Il ghepardo aggredisce il guardiano
Monza, 27 novembre – Anche Monza ha avuto uno zoo. Due volte. Negli anni Trenta, idea ambiziosa del Regime fascista, che lo impiantò nel Parco ma che per problemi economici fu costretto a tornare sui propri passi dopo una breve permanenza. E di nuovo nel 1943, quando per un paio d'anni nel Parco vennero sfollati alcuni animali dello zoo di Milano, per salvarli dai bombardamenti degli Alleati.Molti ricordano ancora qualcosa di quell'epoca, ma in pochi forse sanno che nel 1943 a Monza si visse anche una autentica tragedia, quando un ghepardo scappò dalla sua gabbia e uccise il guardiano dello zoo.
Ricostruiamo quegli eventi.Marterì 18 settembre 1943, è pomeriggio quando in città si diffonde il panico.Da qualche tempo, per via dei bombardamenti che colpiscono Milano, il suo zoo è stato sfollato e gli animali che ospitava sono stati temporaneamente trasferiti nel Parco di Monza, c’è chi dice nella zona delle tribunette dell’Autodromo, chi dice invece nelle vecchie gabbie di quello che sul finire degli anni Trenta era stato il parco faunistico ai Giardini della Villa Reale. Martedì pomeriggio però succede l’inimmaginabile. Un ghepardo sbrana uno dei guardiani nel Parco e fugge. Vittima è il povero Cesare Fedeli, 70 anni, residente in via Giulini 7, ex bidello e ora custode a tempo perso: sarà lui a fare le spese nella maniera più atroce della fuga del ghepardo dalla sua gabbia.
La sua famiglia, non vedendolo tornare a casa a mezzogiorno, gli aveva fatto portare la colazione dal figlio. Il mancato rientro a casa del custode era una cosa evidentemente già capitata in altre occasioni, nulla di cui temere. Quel giorno però la scena cui si trova davanti il figlio è spaventosa: quando arriva in zona, si imbatte nel padre a terra, orrendamente dilaniato. Il cancelletto della gabbia del ghepardo è aperto e dell’animale non c’è più traccia. Ci vuole poco a comprendere cosa sia successo. Il figlio sconvolto si precipita a dare l’allarme a una guardia del Parco alla porta di Vedano al Lambro.Vengono avvisate le autorità e si decide di chiudere immediatamente tutti i cancelli del Parco.
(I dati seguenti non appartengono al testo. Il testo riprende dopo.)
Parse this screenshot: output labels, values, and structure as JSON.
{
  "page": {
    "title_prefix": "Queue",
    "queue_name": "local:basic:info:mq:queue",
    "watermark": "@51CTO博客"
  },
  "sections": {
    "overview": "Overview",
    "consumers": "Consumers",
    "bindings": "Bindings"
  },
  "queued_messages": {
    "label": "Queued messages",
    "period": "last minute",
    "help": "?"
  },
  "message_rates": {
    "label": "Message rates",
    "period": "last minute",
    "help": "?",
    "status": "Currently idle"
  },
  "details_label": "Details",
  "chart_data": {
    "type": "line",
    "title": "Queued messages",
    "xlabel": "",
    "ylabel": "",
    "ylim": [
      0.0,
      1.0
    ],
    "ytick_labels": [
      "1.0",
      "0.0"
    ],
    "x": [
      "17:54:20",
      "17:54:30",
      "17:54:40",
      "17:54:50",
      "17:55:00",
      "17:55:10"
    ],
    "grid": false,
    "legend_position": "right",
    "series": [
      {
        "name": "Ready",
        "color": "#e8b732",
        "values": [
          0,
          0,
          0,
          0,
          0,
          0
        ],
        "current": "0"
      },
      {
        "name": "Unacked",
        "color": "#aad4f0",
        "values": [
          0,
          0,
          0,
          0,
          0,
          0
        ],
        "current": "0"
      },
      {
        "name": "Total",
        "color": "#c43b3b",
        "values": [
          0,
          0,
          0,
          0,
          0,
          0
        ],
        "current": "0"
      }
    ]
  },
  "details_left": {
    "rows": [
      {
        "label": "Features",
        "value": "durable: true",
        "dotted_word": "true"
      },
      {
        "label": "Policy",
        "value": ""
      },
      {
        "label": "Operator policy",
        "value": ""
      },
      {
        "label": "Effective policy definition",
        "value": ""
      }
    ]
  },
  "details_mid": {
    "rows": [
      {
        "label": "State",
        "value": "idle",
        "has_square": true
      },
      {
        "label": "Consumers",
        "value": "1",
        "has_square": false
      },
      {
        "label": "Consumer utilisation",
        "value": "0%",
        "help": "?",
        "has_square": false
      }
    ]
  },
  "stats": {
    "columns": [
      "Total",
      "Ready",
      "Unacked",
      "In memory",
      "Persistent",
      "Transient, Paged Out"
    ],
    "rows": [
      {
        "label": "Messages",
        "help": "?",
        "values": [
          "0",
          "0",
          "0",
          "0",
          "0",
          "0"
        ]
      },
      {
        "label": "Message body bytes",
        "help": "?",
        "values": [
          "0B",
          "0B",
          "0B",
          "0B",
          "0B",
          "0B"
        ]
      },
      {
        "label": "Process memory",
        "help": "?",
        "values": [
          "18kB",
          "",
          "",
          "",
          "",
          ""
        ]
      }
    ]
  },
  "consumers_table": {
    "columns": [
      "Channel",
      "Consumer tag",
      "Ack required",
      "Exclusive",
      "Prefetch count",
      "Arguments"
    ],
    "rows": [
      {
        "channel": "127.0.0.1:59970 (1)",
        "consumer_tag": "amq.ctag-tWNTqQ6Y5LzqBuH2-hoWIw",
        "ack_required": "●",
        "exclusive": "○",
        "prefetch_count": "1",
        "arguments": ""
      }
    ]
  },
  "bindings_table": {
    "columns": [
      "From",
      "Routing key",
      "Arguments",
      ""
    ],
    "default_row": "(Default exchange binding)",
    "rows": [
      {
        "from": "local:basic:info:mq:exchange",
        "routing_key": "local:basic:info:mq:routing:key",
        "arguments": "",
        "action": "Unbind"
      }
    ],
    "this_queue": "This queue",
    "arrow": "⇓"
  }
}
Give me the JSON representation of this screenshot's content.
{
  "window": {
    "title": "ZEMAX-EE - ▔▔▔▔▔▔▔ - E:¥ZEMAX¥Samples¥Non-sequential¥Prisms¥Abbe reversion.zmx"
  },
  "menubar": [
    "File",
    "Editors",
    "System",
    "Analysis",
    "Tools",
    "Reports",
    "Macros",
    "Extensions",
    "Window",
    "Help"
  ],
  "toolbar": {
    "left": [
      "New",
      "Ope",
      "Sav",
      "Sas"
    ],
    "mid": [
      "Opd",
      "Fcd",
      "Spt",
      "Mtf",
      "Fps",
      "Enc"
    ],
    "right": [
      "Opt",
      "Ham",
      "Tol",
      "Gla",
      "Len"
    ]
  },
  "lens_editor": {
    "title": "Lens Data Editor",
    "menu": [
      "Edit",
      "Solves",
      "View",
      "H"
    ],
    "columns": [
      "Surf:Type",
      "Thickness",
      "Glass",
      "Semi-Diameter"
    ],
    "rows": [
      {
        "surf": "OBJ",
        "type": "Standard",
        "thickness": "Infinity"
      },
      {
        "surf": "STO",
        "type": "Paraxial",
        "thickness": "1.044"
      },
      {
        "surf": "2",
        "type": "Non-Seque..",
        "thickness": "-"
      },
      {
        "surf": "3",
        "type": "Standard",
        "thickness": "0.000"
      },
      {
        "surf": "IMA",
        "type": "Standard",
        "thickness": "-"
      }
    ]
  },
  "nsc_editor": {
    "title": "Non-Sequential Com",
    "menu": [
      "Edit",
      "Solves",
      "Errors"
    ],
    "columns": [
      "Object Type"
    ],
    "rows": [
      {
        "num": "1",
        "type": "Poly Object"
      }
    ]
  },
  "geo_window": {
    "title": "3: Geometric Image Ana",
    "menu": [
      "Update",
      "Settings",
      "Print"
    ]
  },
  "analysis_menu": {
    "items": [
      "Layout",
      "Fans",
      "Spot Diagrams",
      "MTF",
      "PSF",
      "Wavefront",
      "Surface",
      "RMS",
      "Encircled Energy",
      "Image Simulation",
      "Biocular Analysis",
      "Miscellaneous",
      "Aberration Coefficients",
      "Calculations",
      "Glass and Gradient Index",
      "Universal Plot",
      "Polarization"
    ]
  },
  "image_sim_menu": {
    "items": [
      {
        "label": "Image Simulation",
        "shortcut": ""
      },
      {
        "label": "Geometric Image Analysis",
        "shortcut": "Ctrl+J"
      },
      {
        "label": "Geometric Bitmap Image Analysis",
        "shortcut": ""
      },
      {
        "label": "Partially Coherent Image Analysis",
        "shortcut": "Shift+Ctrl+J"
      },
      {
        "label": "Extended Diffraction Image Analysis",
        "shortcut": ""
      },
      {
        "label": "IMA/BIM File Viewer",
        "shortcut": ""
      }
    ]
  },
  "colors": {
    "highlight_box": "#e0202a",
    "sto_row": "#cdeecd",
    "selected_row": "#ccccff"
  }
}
Intanto vengono avvertiti anche gli abitanti delle cascine all’interno del Parco di rimanere chiusi nelle proprie abitazioni. E si apre la più grande battuta di caccia che fosse mai stata organizzata all’interno del Parco di Monza, a cui partecipano fra gli altri i carabinieri di Villasanta, i bersaglieri, le guardie giurate.Per oltre un’ora vengono perlustrate con la massima prudenza tutte le zone boschive limitrofe alla gabbia, senza però risultato.Ritornati i battitori al punto di partenza per decidere il da farsi, l’attenzione del geometra Capponi, la massima autorità in quegli anni nella gestione del Parco di Monza, vengono attirate da due grandi occhi che sbucano tra i cespugli, puntati sul gruppo di uomini; l’animale a cui appartengono quei due fari accesi si trova all’interno di un piccolo recinto vicino alle tribunette - così raccontano i giornali dell’epoca - che aveva ospitato sino a quel momento alcuni conigli. Si tratta del ghepardo, ovviamente, che dopo aver fatto strage dei conigli si era accovacciato nel recinto a spiare le mosse dei battitori.
I battitori si dispongono allora a semicerchio attorno al recinto, mentre il geometra Capponi sale su una scaletta per vedere meglio dall’alto la belva, che però nel frattempo ha abbassato il capo e si è acquattata come a nascondersi.A rivolvere il momento di impasse ci pensa il proprietario dello zoo, l’unico forse che aveva dimestichezza a trattare con i suoi animali e che era stato intanto chiamato da Milano. Appena giunto sul posto, l’uomo sale sulla tribunetta. Da lì, individuata una fessura attraverso la quale prendere la mira con il suo fucile, centra con un colpo solo il grosso felino.In un ultimo sussulto il ghepardo ha il tempo di effettuare un balzo, gettando il panico fra i battitori, ma subito dopo si abbatte a terra morto stecchito. Ha così fine la battuta di caccia più strana e terrorizzante che la gente di Monza possa ricordare.